Lessons from the pandemic
The current model of food production and distribution is fuel-intensive and an active contributor to the climate crisis—both in its reliance on chemical pesticides and fertilizers made using fossil fuels, as well as in its fuel-intensive distribution network that has the entire country consuming food from a handful of food hubs. These industrial supply chains have also proven to be rigid and inadequate during crises and natural disasters such as hurricanes, forest fires, and public health emergencies like the COVID-19 pandemic.
What seemed to many as a shortage in food supply during the early weeks of the pandemic was in reality, the inability of the centralized distribution channels to respond to disruptions in transportation and the shuttering of usual outlets like cafeterias, restaurants, and stadiums. During this time, communities in some regions had limited or no access to food, while producers in the same regions lacked access to markets. By April 2020, as the rest of the country was attempting to ‘flatten the curve’, meatpacking plants turned into COVID-19 hot spots, putting workers’ lives and public health at risk.

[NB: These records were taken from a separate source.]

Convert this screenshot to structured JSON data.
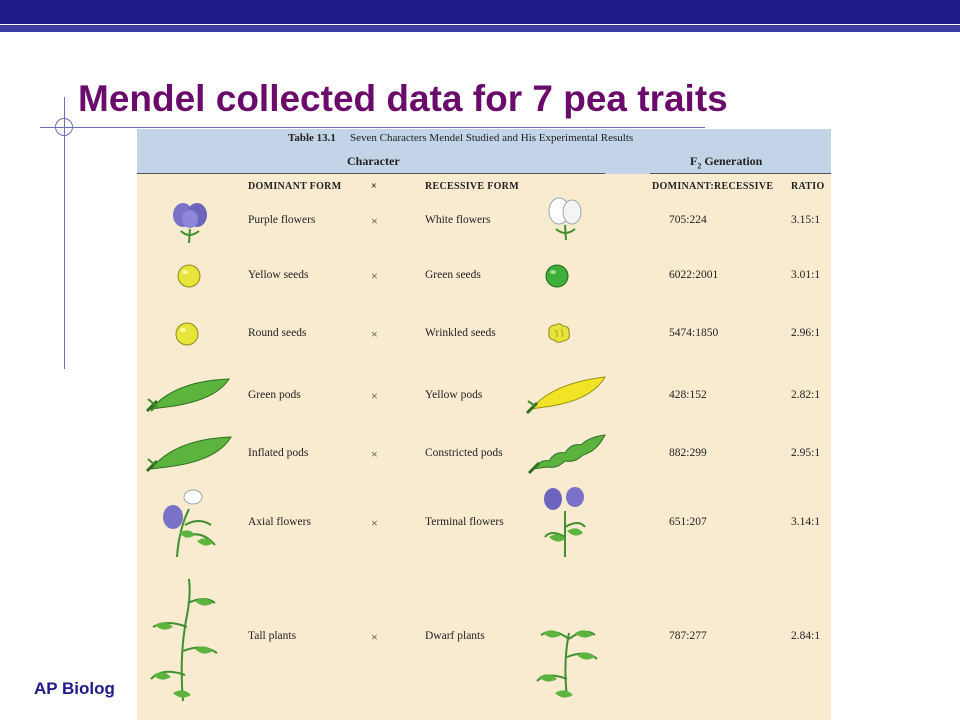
{
  "slide": {
    "title": "Mendel collected data for 7 pea traits",
    "footer": "AP Biolog"
  },
  "table": {
    "number": "Table 13.1",
    "caption": "Seven Characters Mendel Studied and His Experimental Results",
    "group_character": "Character",
    "group_f2_prefix": "F",
    "group_f2_sub": "2",
    "group_f2_suffix": " Generation",
    "col_dominant": "DOMINANT FORM",
    "col_cross": "×",
    "col_recessive": "RECESSIVE FORM",
    "col_dom_rec": "DOMINANT:RECESSIVE",
    "col_ratio": "RATIO",
    "rows": [
      {
        "dominant": "Purple flowers",
        "cross": "×",
        "recessive": "White flowers",
        "counts": "705:224",
        "ratio": "3.15:1",
        "dom_icon": "purple-flower-icon",
        "rec_icon": "white-flower-icon"
      },
      {
        "dominant": "Yellow seeds",
        "cross": "×",
        "recessive": "Green seeds",
        "counts": "6022:2001",
        "ratio": "3.01:1",
        "dom_icon": "yellow-seed-icon",
        "rec_icon": "green-seed-icon"
      },
      {
        "dominant": "Round seeds",
        "cross": "×",
        "recessive": "Wrinkled seeds",
        "counts": "5474:1850",
        "ratio": "2.96:1",
        "dom_icon": "round-seed-icon",
        "rec_icon": "wrinkled-seed-icon"
      },
      {
        "dominant": "Green pods",
        "cross": "×",
        "recessive": "Yellow pods",
        "counts": "428:152",
        "ratio": "2.82:1",
        "dom_icon": "green-pod-icon",
        "rec_icon": "yellow-pod-icon"
      },
      {
        "dominant": "Inflated pods",
        "cross": "×",
        "recessive": "Constricted pods",
        "counts": "882:299",
        "ratio": "2.95:1",
        "dom_icon": "inflated-pod-icon",
        "rec_icon": "constricted-pod-icon"
      },
      {
        "dominant": "Axial flowers",
        "cross": "×",
        "recessive": "Terminal flowers",
        "counts": "651:207",
        "ratio": "3.14:1",
        "dom_icon": "axial-flower-icon",
        "rec_icon": "terminal-flower-icon"
      },
      {
        "dominant": "Tall plants",
        "cross": "×",
        "recessive": "Dwarf plants",
        "counts": "787:277",
        "ratio": "2.84:1",
        "dom_icon": "tall-plant-icon",
        "rec_icon": "dwarf-plant-icon"
      }
    ]
  },
  "colors": {
    "title": "#6a0a6a",
    "bar": "#1e1a8a",
    "panel": "#f9ebd0",
    "header": "#c3d3e8"
  }
}
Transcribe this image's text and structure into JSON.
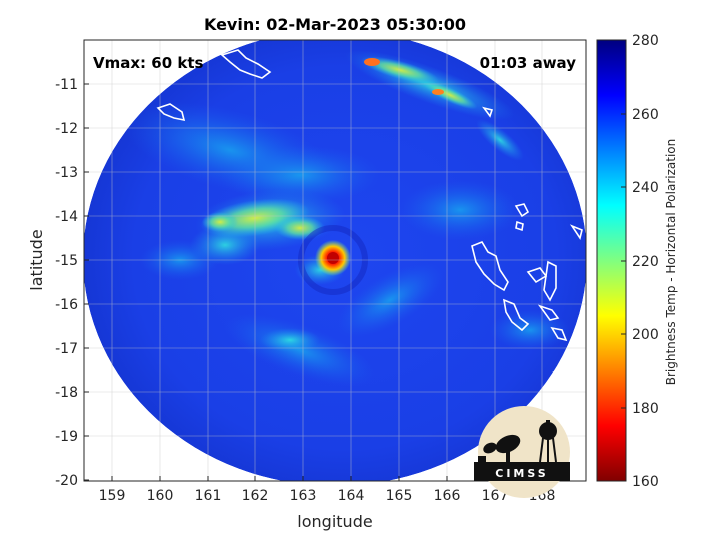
{
  "title": "Kevin: 02-Mar-2023 05:30:00",
  "vmax_label": "Vmax: 60 kts",
  "time_away_label": "01:03 away",
  "xlabel": "longitude",
  "ylabel": "latitude",
  "x_ticks": [
    "159",
    "160",
    "161",
    "162",
    "163",
    "164",
    "165",
    "166",
    "167",
    "168"
  ],
  "y_ticks": [
    "-11",
    "-12",
    "-13",
    "-14",
    "-15",
    "-16",
    "-17",
    "-18",
    "-19",
    "-20"
  ],
  "colorbar": {
    "label": "Brightness Temp - Horizontal Polarization",
    "ticks": [
      "280",
      "260",
      "240",
      "220",
      "200",
      "180",
      "160"
    ],
    "range": [
      160,
      280
    ],
    "colormap": "jet",
    "colors": [
      "#800000",
      "#ff0000",
      "#ff8000",
      "#ffff00",
      "#80ff80",
      "#00ffff",
      "#0080ff",
      "#0000ff",
      "#000080"
    ]
  },
  "logo": {
    "text": "CIMSS"
  },
  "storm_center": {
    "longitude": 163.5,
    "latitude": -14.95
  }
}
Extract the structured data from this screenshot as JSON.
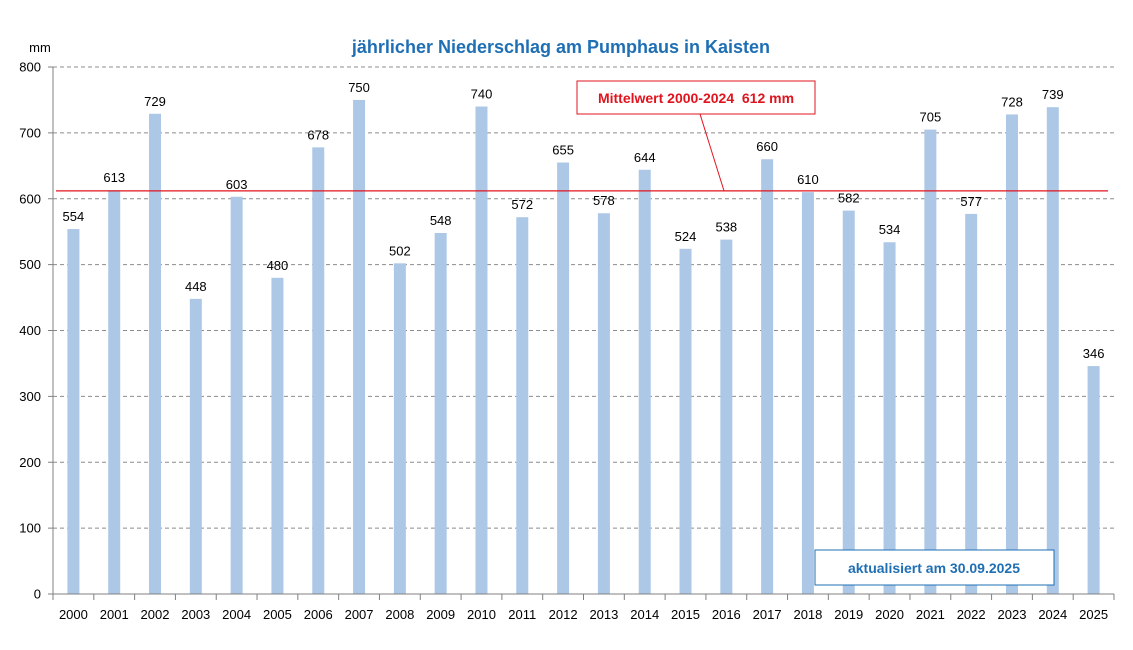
{
  "chart_data": {
    "type": "bar",
    "title": "jährlicher Niederschlag am Pumphaus in Kaisten",
    "ylabel": "mm",
    "ylim": [
      0,
      800
    ],
    "yticks": [
      0,
      100,
      200,
      300,
      400,
      500,
      600,
      700,
      800
    ],
    "categories": [
      "2000",
      "2001",
      "2002",
      "2003",
      "2004",
      "2005",
      "2006",
      "2007",
      "2008",
      "2009",
      "2010",
      "2011",
      "2012",
      "2013",
      "2014",
      "2015",
      "2016",
      "2017",
      "2018",
      "2019",
      "2020",
      "2021",
      "2022",
      "2023",
      "2024",
      "2025"
    ],
    "values": [
      554,
      613,
      729,
      448,
      603,
      480,
      678,
      750,
      502,
      548,
      740,
      572,
      655,
      578,
      644,
      524,
      538,
      660,
      610,
      582,
      534,
      705,
      577,
      728,
      739,
      346
    ],
    "grid": true,
    "bar_color": "#adc8e6",
    "mean_line": {
      "value": 612,
      "label": "Mittelwert 2000-2024  612 mm",
      "color": "#e0141e"
    },
    "annotation": "aktualisiert am 30.09.2025"
  }
}
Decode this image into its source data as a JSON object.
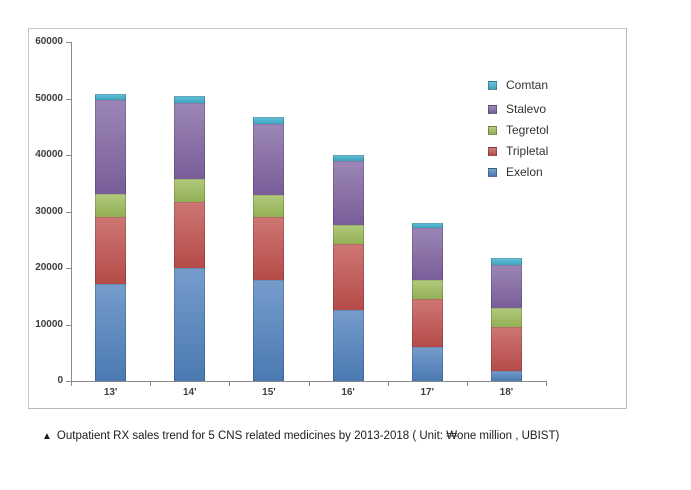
{
  "caption": {
    "marker": "▲",
    "text": "Outpatient RX sales trend for 5 CNS related medicines by 2013-2018 ( Unit: ₩one million , UBIST)"
  },
  "chart_data": {
    "type": "bar",
    "stacked": true,
    "title": "Outpatient RX sales trend for 5 CNS related medicines by 2013-2018",
    "unit": "₩one million",
    "source": "UBIST",
    "grid": "off",
    "categories": [
      "13'",
      "14'",
      "15'",
      "16'",
      "17'",
      "18'"
    ],
    "series": [
      {
        "name": "Exelon",
        "color": "#4F81BD",
        "values": [
          17200,
          20000,
          17900,
          12500,
          6000,
          1700
        ]
      },
      {
        "name": "Tripletal",
        "color": "#C0504D",
        "values": [
          11800,
          11700,
          11200,
          11800,
          8500,
          7800
        ]
      },
      {
        "name": "Tegretol",
        "color": "#9BBB59",
        "values": [
          4100,
          4100,
          3900,
          3300,
          3300,
          3400
        ]
      },
      {
        "name": "Stalevo",
        "color": "#8064A2",
        "values": [
          16600,
          13400,
          12500,
          11400,
          9200,
          7600
        ]
      },
      {
        "name": "Comtan",
        "color": "#3FAECB",
        "values": [
          1100,
          1200,
          1200,
          1000,
          1000,
          1200
        ]
      }
    ],
    "legend": {
      "position": "right",
      "order": [
        "Comtan",
        "Stalevo",
        "Tegretol",
        "Tripletal",
        "Exelon"
      ]
    },
    "y_axis": {
      "min": 0,
      "max": 60000,
      "tick_step": 10000,
      "tick_labels": [
        "60000",
        "50000",
        "40000",
        "30000",
        "20000",
        "10000",
        "0"
      ]
    },
    "ylim": [
      0,
      60000
    ]
  }
}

Community-based food systems are crisis-proof food systems
Decentralized, smaller-scale, community-based food outlets proved more reliable in the face of the pandemic—direct markets (farmer’s markets, Community Supported Agriculture (CSAs), and Community Supported Fisheries (CSFs)) saw an uptick, while mutual aid groups stepped in to ensure that at-risk community members were taken care of. At the same time, more people were growing their food, with the help of community gardeners and seed keepers. Community-based economies proved critical in this time of crisis, and we know that to survive future crises, especially those brought about by climate change, we have to transform our food system.
REPORT: Reframing Food Hubs- Food Hubs, Racial Equity, and Self-Determination in the South
To do this, we need immediate and long-term investment in localized food systems, Policy that supports the growth of small and medium-sized farms, and institutional adoption of value-based procurement programs like the Good Food Purchasing Program (GFPP) that can help small and mid-sized producers to grow their operations, access markets and nurture mutually beneficial relationships between producers, workers, and consumers. We need shorter supply chains that grow pasture-raised livestock on independent small and medium-scale farms with small and mid-sized meat processors which are also more environmentally sustainable and result in more nutritious food for eaters. We also need increased funding for research on the role of regenerative agriculture and traditional agricultural practices in sequestering carbon from the atmosphere, preserving and nurturing biodiversity, and subsequently mitigating climate change.
Grassroots organizations, small-scale producers, Indigenous communities, and cultural organizers have been building resilient and equitable food systems for years. As the pandemic has revealed, these systems are best positioned to withstand and mitigate crises. Investing in them will move us closer to a food system that can not only carry us through crisis like the pandemic and climate change, but also mitigate their impacts.